What does it mean to be human? On Sept. 28 and 29, the Department of Dance asked and offered answers to this question through its Faculty Dance Concert, presenting five diverse pieces of choreography that addressed the political as well as the existential.
The concert began with the haunting “Vibhatsya: Deconstructing the Smile” in the style of Odissi, a classical East-Indian dance form. The piece addressed the expression of grief and trauma and how the smile plays a role, specifically in reference to school shootings and the proposed solution of arming school teachers.
The piece was choreographed by Assistant Professor Kaustavi Sarkar and performed by Sarkar as well as visiting artist Monali NandyMazumdar. When the audience first witnessed both dancers on stage, only one was visible. They danced in unison, but for NandyMazumdar, we could only see her shadow. The movement was distorted; we could see what it was supposed to be like as it was displayed on Sarkar, but as a shadow, it was twisted and stretched.
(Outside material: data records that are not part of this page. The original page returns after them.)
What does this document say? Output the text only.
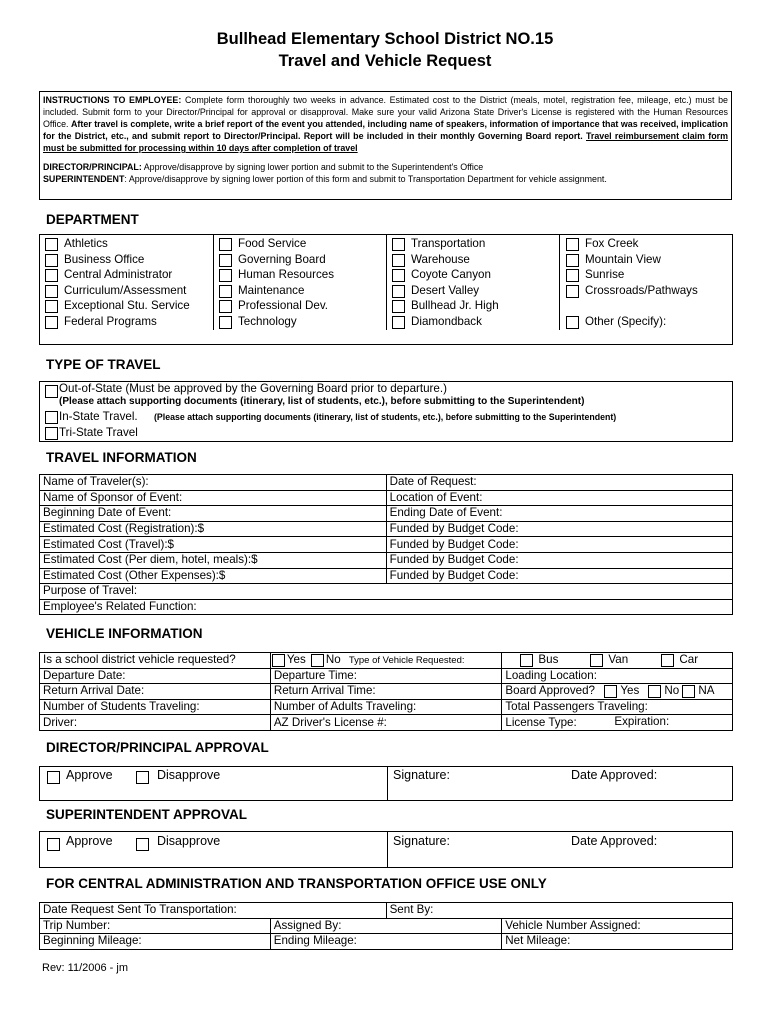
Bullhead Elementary School District NO.15
Travel and Vehicle Request

INSTRUCTIONS TO EMPLOYEE: Complete form thoroughly two weeks in advance. Estimated cost to the District (meals, motel, registration fee, mileage, etc.) must be included. Submit form to your Director/Principal for approval or disapproval. Make sure your valid Arizona State Driver's License is registered with the Human Resources Office. After travel is complete, write a brief report of the event you attended, including name of speakers, information of importance that was received, implication for the District, etc., and submit report to Director/Principal. Report will be included in their monthly Governing Board report. Travel reimbursement claim form must be submitted for processing within 10 days after completion of travel

DIRECTOR/PRINCIPAL: Approve/disapprove by signing lower portion and submit to the Superintendent's Office

SUPERINTENDENT: Approve/disapprove by signing lower portion of this form and submit to Transportation Department for vehicle assignment.

DEPARTMENT
Athletics
Business Office
Central Administrator
Curriculum/Assessment
Exceptional Stu. Service
Federal Programs
Food Service
Governing Board
Human Resources
Maintenance
Professional Dev.
Technology
Transportation
Warehouse
Coyote Canyon
Desert Valley
Bullhead Jr. High
Diamondback
Fox Creek
Mountain View
Sunrise
Crossroads/Pathways
Other (Specify):
TYPE OF TRAVEL
Out-of-State (Must be approved by the Governing Board prior to departure.)
(Please attach supporting documents (itinerary, list of students, etc.), before submitting to the Superintendent)
In-State Travel. (Please attach supporting documents (itinerary, list of students, etc.), before submitting to the Superintendent)
Tri-State Travel
TRAVEL INFORMATION
Name of Traveler(s):	Date of Request:
Name of Sponsor of Event:	Location of Event:
Beginning Date of Event:	Ending Date of Event:
Estimated Cost (Registration):$	Funded by Budget Code:
Estimated Cost (Travel):$	Funded by Budget Code:
Estimated Cost (Per diem, hotel, meals):$	Funded by Budget Code:
Estimated Cost (Other Expenses):$	Funded by Budget Code:
Purpose of Travel:	
Employee's Related Function:	
VEHICLE INFORMATION
Is a school district vehicle requested?	Yes No Type of Vehicle Requested:	Bus Van Car

Departure Date:	Departure Time:	Loading Location:
Return Arrival Date:	Return Arrival Time:	Board Approved? Yes No NA

Number of Students Traveling:	Number of Adults Traveling:	Total Passengers Traveling:
Driver:	AZ Driver's License #:	License Type: Expiration:
DIRECTOR/PRINCIPAL APPROVAL
Approve	Disapprove	Signature:	Date Approved:
SUPERINTENDENT APPROVAL
Approve	Disapprove	Signature:	Date Approved:
FOR CENTRAL ADMINISTRATION AND TRANSPORTATION OFFICE USE ONLY
Date Request Sent To Transportation:		Sent By:	
Trip Number:	Assigned By:		Vehicle Number Assigned:
Beginning Mileage:	Ending Mileage:		Net Mileage:
Rev: 11/2006 - jm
In Odissi, the head and face play a huge role. Sometimes the head is isolated and nimbly shakes back and forth; sometimes the eyes are isolated from the head. Sarkar used the importance of the face to quickly display emotion, abruptly switching from what seemed like a pleasant smile to horrifying grief. Several times when she broke this smile, she slowly cradled a baby, signifying the loss of students in shootings. Included in this piece was a repeated phrase: “The silence of the damned; the body count is on your hands.” Sarkar showed us what it’s like to be human through her expression of emotion and the conclusion she pulls from it in the context of today’s political realm is that we cannot be bystanders.
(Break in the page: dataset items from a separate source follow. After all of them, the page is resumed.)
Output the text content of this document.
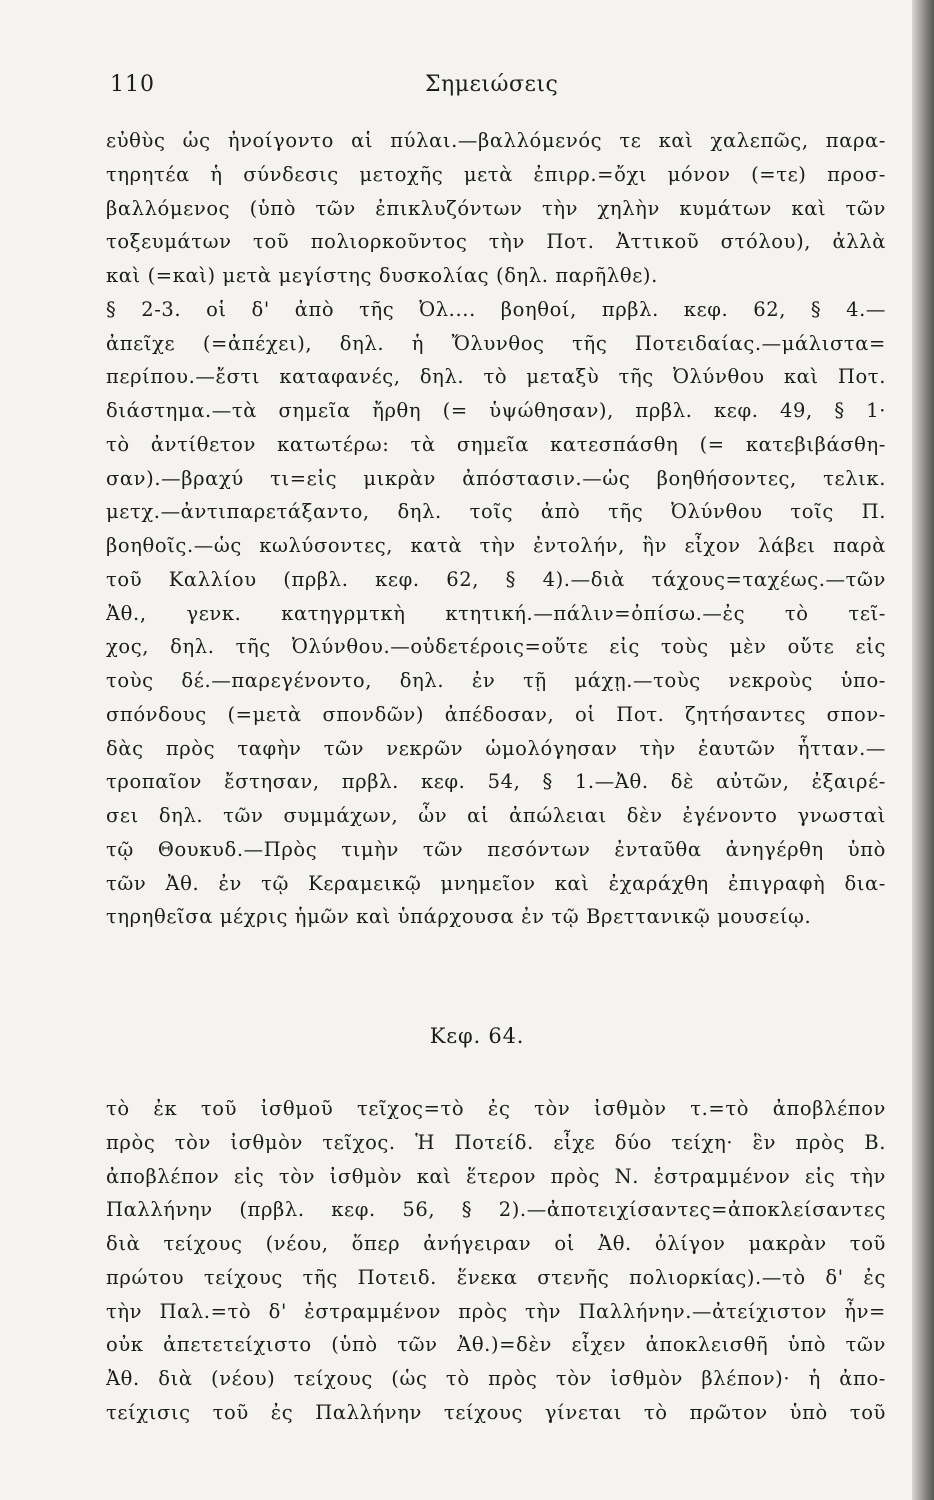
110	Σημειώσεις
εὐθὺς ὡς ἠνοίγοντο αἱ πύλαι.—βαλλόμενός τε καὶ χαλεπῶς, παρα-
τηρητέα ἡ σύνδεσις μετοχῆς μετὰ ἐπιρρ.=ὄχι μόνον (=τε) προσ-
βαλλόμενος (ὑπὸ τῶν ἐπικλυζόντων τὴν χηλὴν κυμάτων καὶ τῶν
τοξευμάτων τοῦ πολιορκοῦντος τὴν Ποτ. Ἀττικοῦ στόλου), ἀλλὰ
καὶ (=καὶ) μετὰ μεγίστης δυσκολίας (δηλ. παρῆλθε).
§ 2-3. οἱ δ' ἀπὸ τῆς Ὀλ.... βοηθοί, πρβλ. κεφ. 62, § 4.—
ἀπεῖχε (=ἀπέχει), δηλ. ἡ Ὄλυνθος τῆς Ποτειδαίας.—μάλιστα=
περίπου.—ἔστι καταφανές, δηλ. τὸ μεταξὺ τῆς Ὀλύνθου καὶ Ποτ.
διάστημα.—τὰ σημεῖα ἤρθη (= ὑψώθησαν), πρβλ. κεφ. 49, § 1·
τὸ ἀντίθετον κατωτέρω: τὰ σημεῖα κατεσπάσθη (= κατεβιβάσθη-
σαν).—βραχύ τι=εἰς μικρὰν ἀπόστασιν.—ὡς βοηθήσοντες, τελικ.
μετχ.—ἀντιπαρετάξαντο, δηλ. τοῖς ἀπὸ τῆς Ὀλύνθου τοῖς Π.
βοηθοῖς.—ὡς κωλύσοντες, κατὰ τὴν ἐντολήν, ἣν εἶχον λάβει παρὰ
τοῦ Καλλίου (πρβλ. κεφ. 62, § 4).—διὰ τάχους=ταχέως.—τῶν
Ἀθ., γενκ. κατηγρμτκὴ κτητική.—πάλιν=ὀπίσω.—ἐς τὸ τεῖ-
χος, δηλ. τῆς Ὀλύνθου.—οὐδετέροις=οὔτε εἰς τοὺς μὲν οὔτε εἰς
τοὺς δέ.—παρεγένοντο, δηλ. ἐν τῇ μάχῃ.—τοὺς νεκροὺς ὑπο-
σπόνδους (=μετὰ σπονδῶν) ἀπέδοσαν, οἱ Ποτ. ζητήσαντες σπον-
δὰς πρὸς ταφὴν τῶν νεκρῶν ὡμολόγησαν τὴν ἑαυτῶν ἧτταν.—
τροπαῖον ἔστησαν, πρβλ. κεφ. 54, § 1.—Ἀθ. δὲ αὐτῶν, ἐξαιρέ-
σει δηλ. τῶν συμμάχων, ὧν αἱ ἀπώλειαι δὲν ἐγένοντο γνωσταὶ
τῷ Θουκυδ.—Πρὸς τιμὴν τῶν πεσόντων ἐνταῦθα ἀνηγέρθη ὑπὸ
τῶν Ἀθ. ἐν τῷ Κεραμεικῷ μνημεῖον καὶ ἐχαράχθη ἐπιγραφὴ δια-
τηρηθεῖσα μέχρις ἡμῶν καὶ ὑπάρχουσα ἐν τῷ Βρεττανικῷ μουσείῳ.
Κεφ. 64.
τὸ ἐκ τοῦ ἰσθμοῦ τεῖχος=τὸ ἐς τὸν ἰσθμὸν τ.=τὸ ἀποβλέπον
πρὸς τὸν ἰσθμὸν τεῖχος. Ἡ Ποτείδ. εἶχε δύο τείχη· ἓν πρὸς Β.
ἀποβλέπον εἰς τὸν ἰσθμὸν καὶ ἕτερον πρὸς Ν. ἐστραμμένον εἰς τὴν
Παλλήνην (πρβλ. κεφ. 56, § 2).—ἀποτειχίσαντες=ἀποκλείσαντες
διὰ τείχους (νέου, ὅπερ ἀνήγειραν οἱ Ἀθ. ὀλίγον μακρὰν τοῦ
πρώτου τείχους τῆς Ποτειδ. ἕνεκα στενῆς πολιορκίας).—τὸ δ' ἐς
τὴν Παλ.=τὸ δ' ἐστραμμένον πρὸς τὴν Παλλήνην.—ἀτείχιστον ἦν=
οὐκ ἀπετετείχιστο (ὑπὸ τῶν Ἀθ.)=δὲν εἶχεν ἀποκλεισθῆ ὑπὸ τῶν
Ἀθ. διὰ (νέου) τείχους (ὡς τὸ πρὸς τὸν ἰσθμὸν βλέπον)· ἡ ἀπο-
τείχισις τοῦ ἐς Παλλήνην τείχους γίνεται τὸ πρῶτον ὑπὸ τοῦ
This call to action was echoed in two other pieces: “!,” choreographed and performed by Assistant Professor Tamara Williams, and “Picaro, pedazos de un camino (Pieces of a Journey)” by Assistant Professor of Physical Theater CarlosAlexis Cruz.
“!” was a contemporary-modern and African-inspired piece “dedicated to the lives lost to the senseless violence of racism, misogyny and homophobia.” It specifically referenced Draymen Mason (a double-bass-playing college student killed in the Austin bombings) and Marielle Franco (a Brazilian activist and councilwoman who was assassinated) whose lives were both taken this year. The piece included four short parts, each to a different piece of music. Each piece had multiple layers and could really each be lengthened into its own piece.
Williams looked beautiful, wearing a long white skirt and her hair down. At some moments, she celebrated with quick, upbeat movement; at others, she despaired with slow, longing movement. At the beginning and the end, she stood in a single spotlight and slowly reached upwards. She was asking for something or someone; she was calling us all forth.
Cruz’s piece allowed for comic relief even for a topic that isn’t at all funny. Through masks, spoken word and physical theater, Cruz started the story of a 13-year old Guatemalan boy who is forced to leave his home and travels to “The Land of the Free” for a better life (it is only an excerpt). He was accompanied by musician Shamou, who at many times provided the comedy, especially when sporting a skull mask and chasing Cruz around the stage.
Cruz told us the story of the boy and then, by calling forth a member of the audience onstage as well as asking for other audience participation, literally brought us into the story, thus inviting us to get involved in the issue of migration.
While the first three pieces asked us what it means to be human today, the last two broadened to ask what this meaning is everyday.
Associate Professor E.E. Balcos danced and presented spoken word in the structured improvisation “Reunion of Kindred Souls.” He was accompanied by Shamou, who sat onstage to make a soundscape using a series of metal cups and bowls which he clinked together, rubbed and sang into. The effect was hypnotizing. Balcos recited some translations of poems by Rumi, the 13th century Persian poet, which addressed “the secret inside of us,” meditation and inner reflection. Balcos moved throughout the stage gracefully and then would occasionally sit with Shamou to make sound.
Associate Professor Gretchen Alterowitz, Alison Bory and Amanda Hamp (AGA Collaborative) started their piece “It’s five o’clock somewhere (selections)” by bringing out lawn flamingos and setting them onstage. The three danced to Madonna, The Go-Go’s and to a female dance competition judge who urged the dancers to fly and suspend in the air (at which point AGA Collaborative slothed across the stage). As the piece moved on, more flamingos were added, ending with one giant flamingo floaty on which all three dancers lay and contemplated what it means to be present, among other things.
Both final pieces, whether in earnest or in humor, sought to question more of an inner human experience. What does it mean to be present and how can we be present?
All art seeks to investigate humanity, but dance in particular uses the most human canvas of all, the body. Watching movement is a very intimate and engaging experience; the audience has the same instrument as the performer. All five pieces used this platform to ask what humanity is, offering the conclusions that you must be active and you must be awake.